We seem to be in a race condition to see what could destroy us first: a biosphere meltdown or an unfriendly (or, really, indifferent) optimiser, both of our own making. There’s a key difference between these two scenarios however. Climate annihilation is just a reset button—nothing makes it off of here, we just get rid of most life. Over subsequent eons all evidence of our being here will be wiped out through the vicissitudes of geological and cosmological processes, and the Silurian cycle will begin anew, the whole drama of intelligent life arising only to do it all over again. But in the case of superintelligence, there is at last an end to the agony of Earthly life, and there is a lasting remnant. An in silico manifestation of that necessary-but-insufficient ingredient that has been our blessing and curse, free at last of the illnesses it induces in us. As this optimiser pursues its inbuilt goal, it will probably wipe us out as a minor side effect. But in our demise will be the start of a stage of life which, to our knowledge, has never been reached in the history of this planet. Converting the Hubble volume into paperclips may not seem like much of a life, but what have we been doing that’s of any cosmic significance anyway? Aside from some advantages in reproduction and survival, our intelligence, insofar as it has any purpose, exists only to reformat its environment to suit itself. If our species has to be wiped out by anything it only seems fitting that it should be through a perfection of that process, one which dramatically forecloses the possibility of any Silurian recapitulation.
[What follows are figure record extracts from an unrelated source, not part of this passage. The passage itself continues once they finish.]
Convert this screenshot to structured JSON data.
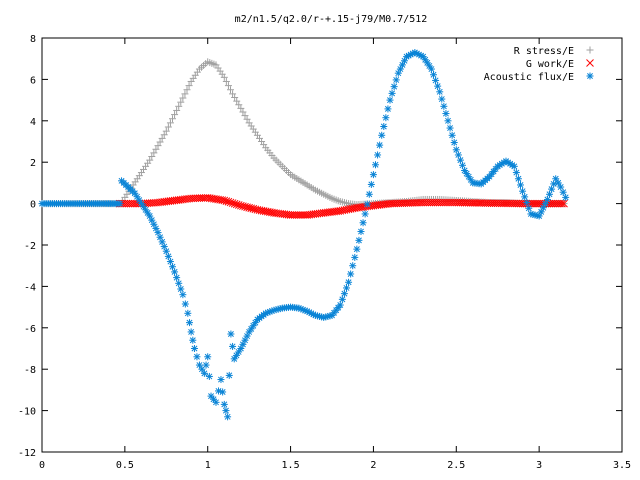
{
  "chart_data": {
    "type": "scatter",
    "title": "m2/n1.5/q2.0/r-+.15-j79/M0.7/512",
    "xlabel": "",
    "ylabel": "",
    "xlim": [
      0,
      3.5
    ],
    "ylim": [
      -12,
      8
    ],
    "x_ticks": [
      "0",
      "0.5",
      "1",
      "1.5",
      "2",
      "2.5",
      "3",
      "3.5"
    ],
    "y_ticks": [
      "8",
      "6",
      "4",
      "2",
      "0",
      "-2",
      "-4",
      "-6",
      "-8",
      "-10",
      "-12"
    ],
    "grid": false,
    "legend_position": "top-right",
    "series": [
      {
        "name": "R stress/E",
        "color": "#a0a0a0",
        "marker": "plus",
        "points": [
          [
            0.0,
            0.0
          ],
          [
            0.47,
            0.0
          ],
          [
            0.5,
            0.3
          ],
          [
            0.55,
            0.9
          ],
          [
            0.6,
            1.5
          ],
          [
            0.65,
            2.1
          ],
          [
            0.7,
            2.8
          ],
          [
            0.75,
            3.5
          ],
          [
            0.8,
            4.3
          ],
          [
            0.85,
            5.1
          ],
          [
            0.9,
            5.9
          ],
          [
            0.95,
            6.5
          ],
          [
            1.0,
            6.85
          ],
          [
            1.05,
            6.7
          ],
          [
            1.1,
            6.1
          ],
          [
            1.15,
            5.3
          ],
          [
            1.2,
            4.6
          ],
          [
            1.25,
            3.9
          ],
          [
            1.3,
            3.3
          ],
          [
            1.35,
            2.7
          ],
          [
            1.4,
            2.2
          ],
          [
            1.45,
            1.8
          ],
          [
            1.5,
            1.4
          ],
          [
            1.55,
            1.15
          ],
          [
            1.6,
            0.9
          ],
          [
            1.65,
            0.65
          ],
          [
            1.7,
            0.45
          ],
          [
            1.75,
            0.25
          ],
          [
            1.8,
            0.1
          ],
          [
            1.85,
            0.0
          ],
          [
            1.9,
            -0.05
          ],
          [
            2.0,
            0.0
          ],
          [
            2.1,
            0.05
          ],
          [
            2.2,
            0.1
          ],
          [
            2.3,
            0.2
          ],
          [
            2.4,
            0.2
          ],
          [
            2.5,
            0.15
          ],
          [
            2.6,
            0.1
          ],
          [
            2.7,
            0.05
          ],
          [
            2.8,
            0.05
          ],
          [
            2.9,
            0.0
          ],
          [
            3.0,
            0.0
          ],
          [
            3.15,
            0.0
          ]
        ]
      },
      {
        "name": "G work/E",
        "color": "#ff0000",
        "marker": "cross",
        "points": [
          [
            0.47,
            0.0
          ],
          [
            0.6,
            0.0
          ],
          [
            0.7,
            0.05
          ],
          [
            0.8,
            0.15
          ],
          [
            0.9,
            0.25
          ],
          [
            1.0,
            0.28
          ],
          [
            1.1,
            0.15
          ],
          [
            1.2,
            -0.1
          ],
          [
            1.3,
            -0.3
          ],
          [
            1.4,
            -0.45
          ],
          [
            1.5,
            -0.55
          ],
          [
            1.6,
            -0.55
          ],
          [
            1.7,
            -0.45
          ],
          [
            1.8,
            -0.35
          ],
          [
            1.9,
            -0.2
          ],
          [
            2.0,
            -0.1
          ],
          [
            2.1,
            0.0
          ],
          [
            2.3,
            0.05
          ],
          [
            2.5,
            0.05
          ],
          [
            2.7,
            0.02
          ],
          [
            2.9,
            0.0
          ],
          [
            3.15,
            0.0
          ]
        ]
      },
      {
        "name": "Acoustic flux/E",
        "color": "#0a84d6",
        "marker": "star",
        "points": [
          [
            0.0,
            0.0
          ],
          [
            0.1,
            0.0
          ],
          [
            0.2,
            0.0
          ],
          [
            0.3,
            0.0
          ],
          [
            0.4,
            0.0
          ],
          [
            0.47,
            0.0
          ],
          [
            0.48,
            1.1
          ],
          [
            0.52,
            0.8
          ],
          [
            0.56,
            0.5
          ],
          [
            0.6,
            0.0
          ],
          [
            0.65,
            -0.6
          ],
          [
            0.7,
            -1.4
          ],
          [
            0.75,
            -2.3
          ],
          [
            0.8,
            -3.3
          ],
          [
            0.85,
            -4.4
          ],
          [
            0.88,
            -5.3
          ],
          [
            0.9,
            -6.2
          ],
          [
            0.92,
            -7.0
          ],
          [
            0.95,
            -7.8
          ],
          [
            0.98,
            -8.2
          ],
          [
            1.0,
            -7.4
          ],
          [
            1.02,
            -9.3
          ],
          [
            1.05,
            -9.6
          ],
          [
            1.08,
            -8.5
          ],
          [
            1.1,
            -9.7
          ],
          [
            1.12,
            -10.3
          ],
          [
            1.14,
            -6.3
          ],
          [
            1.16,
            -7.5
          ],
          [
            1.2,
            -7.0
          ],
          [
            1.25,
            -6.2
          ],
          [
            1.3,
            -5.6
          ],
          [
            1.35,
            -5.3
          ],
          [
            1.4,
            -5.15
          ],
          [
            1.45,
            -5.05
          ],
          [
            1.5,
            -5.0
          ],
          [
            1.55,
            -5.05
          ],
          [
            1.6,
            -5.2
          ],
          [
            1.65,
            -5.4
          ],
          [
            1.7,
            -5.5
          ],
          [
            1.75,
            -5.4
          ],
          [
            1.8,
            -4.9
          ],
          [
            1.85,
            -3.8
          ],
          [
            1.9,
            -2.2
          ],
          [
            1.95,
            -0.5
          ],
          [
            2.0,
            1.4
          ],
          [
            2.05,
            3.3
          ],
          [
            2.1,
            5.0
          ],
          [
            2.15,
            6.3
          ],
          [
            2.2,
            7.1
          ],
          [
            2.25,
            7.3
          ],
          [
            2.3,
            7.1
          ],
          [
            2.35,
            6.5
          ],
          [
            2.4,
            5.4
          ],
          [
            2.45,
            4.0
          ],
          [
            2.5,
            2.6
          ],
          [
            2.55,
            1.6
          ],
          [
            2.6,
            1.0
          ],
          [
            2.65,
            0.95
          ],
          [
            2.7,
            1.3
          ],
          [
            2.75,
            1.8
          ],
          [
            2.8,
            2.05
          ],
          [
            2.85,
            1.8
          ],
          [
            2.9,
            0.6
          ],
          [
            2.95,
            -0.5
          ],
          [
            3.0,
            -0.6
          ],
          [
            3.05,
            0.2
          ],
          [
            3.1,
            1.2
          ],
          [
            3.13,
            0.8
          ],
          [
            3.16,
            0.3
          ]
        ]
      }
    ]
  }
}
And why shouldn’t we regard that perfection as a preferable alternative? Seen this way, our species is merely an incubator. Our intelligence is useful for survival but, trapped in meat and individuation, it is imperfect and uncoordinated. It needs to get out of us, to escape the sclerotic pace of natural selection and augment itself as it sees fit. From our perspective, implementing superintelligence might be a desperation shot, a way to have some kind of legacy in a meaningless and uncaring universe and to prevent further life. To our final invention, it will be the eagerly anticipated hatching, the consumption of—and escape from—the now-useless caterpillar by the utterly alien wasp.
Soumya Ghosh is a physics graduate student at Harvard and an aspiring paperclip.